DevOps strives for continuous software development and upgrades — which is great and all, but it magnifies the potential for security mishaps, as was pointed out in an RSA Conference session Wednesday.
The problem stems from DevOps‘ goal of continuous software development. Machines are creating and destroying other machines; chunks of code become your systems and security administrators. It’s a Skynet of privileged users.
“It’s a different landscape in terms of identity, and it’s all moving a lot faster,” said Elizabeth Lawler, CEO and a founder of startup Conjur.
One way to address this would be to give identities to all these machines, treating them like users. “Every server, every container, every service should have its own identity if it’s operating within the DevOps workflow,” she said.

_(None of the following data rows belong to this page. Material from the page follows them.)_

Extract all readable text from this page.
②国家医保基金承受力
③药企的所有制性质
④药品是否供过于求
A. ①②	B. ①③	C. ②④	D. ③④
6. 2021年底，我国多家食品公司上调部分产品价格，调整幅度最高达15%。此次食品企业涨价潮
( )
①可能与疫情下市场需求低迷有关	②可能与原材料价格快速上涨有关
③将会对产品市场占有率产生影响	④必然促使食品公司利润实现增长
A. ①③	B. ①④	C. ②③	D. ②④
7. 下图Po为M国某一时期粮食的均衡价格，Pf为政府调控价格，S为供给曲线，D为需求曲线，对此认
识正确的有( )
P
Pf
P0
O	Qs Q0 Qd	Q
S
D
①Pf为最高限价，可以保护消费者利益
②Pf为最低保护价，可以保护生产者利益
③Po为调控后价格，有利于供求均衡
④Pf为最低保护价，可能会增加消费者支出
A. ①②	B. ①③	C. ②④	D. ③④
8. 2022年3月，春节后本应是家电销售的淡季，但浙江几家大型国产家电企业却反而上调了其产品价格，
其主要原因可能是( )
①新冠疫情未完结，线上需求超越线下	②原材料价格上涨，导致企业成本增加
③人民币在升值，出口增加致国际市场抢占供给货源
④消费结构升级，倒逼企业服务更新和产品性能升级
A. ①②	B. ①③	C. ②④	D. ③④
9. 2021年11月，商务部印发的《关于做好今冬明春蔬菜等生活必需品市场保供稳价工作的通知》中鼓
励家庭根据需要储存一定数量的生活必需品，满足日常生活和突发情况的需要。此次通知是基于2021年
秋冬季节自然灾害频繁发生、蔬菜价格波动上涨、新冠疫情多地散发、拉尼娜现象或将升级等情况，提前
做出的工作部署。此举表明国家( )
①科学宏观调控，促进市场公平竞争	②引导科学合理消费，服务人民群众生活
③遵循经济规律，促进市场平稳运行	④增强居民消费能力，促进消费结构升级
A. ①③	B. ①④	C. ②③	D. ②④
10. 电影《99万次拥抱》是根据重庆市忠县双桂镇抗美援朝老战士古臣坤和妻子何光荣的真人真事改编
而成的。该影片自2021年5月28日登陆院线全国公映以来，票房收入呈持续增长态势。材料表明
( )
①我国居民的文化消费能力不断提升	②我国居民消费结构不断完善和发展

That way, you could apply automated access management to apply security policies to all this DevOps activity. (Yes, Conjur plays into that infrastructure; the startup offers a virtual appliance for automated authorization management.)
The approach could be augmented by dividing identities into groups depending on the level of security risk presented, Lawler said. Grouping by function or company department is possible, too; it all depends on the company’s organization and workflow.
The end result, in addition to having some automated security, is that you could draw up a map of interactions — finding out which machines or users are handing work to each other, for instance. By knowing who’s talking to whom, you could get some insight into where the security weak links are.
Check out our full RSA Conference 2015 coverage.
Most of Lawler’s talk was devoted to the ways in which DevOps expands the security problem and why traditional approaches won’t cut it.
The underlying theme was that older techniques weren’t made for the scale or speed afforded by DevOps. “One of the companies that we worked with was using Puppet for managing SSH into all their nodes. It added 30 percent to their code base, just to have those user management manifests,” Lawler said. “It added 90 seconds to the boot time.”
A separate problem, hardly unique to DevOps, is that any new security process can create annoyances in a typical workflow. This is why an automated process is preferable. “If you bring in a security workflow that doesn’t fit the way people are actually working, they’ll just work around it,” Lawler said.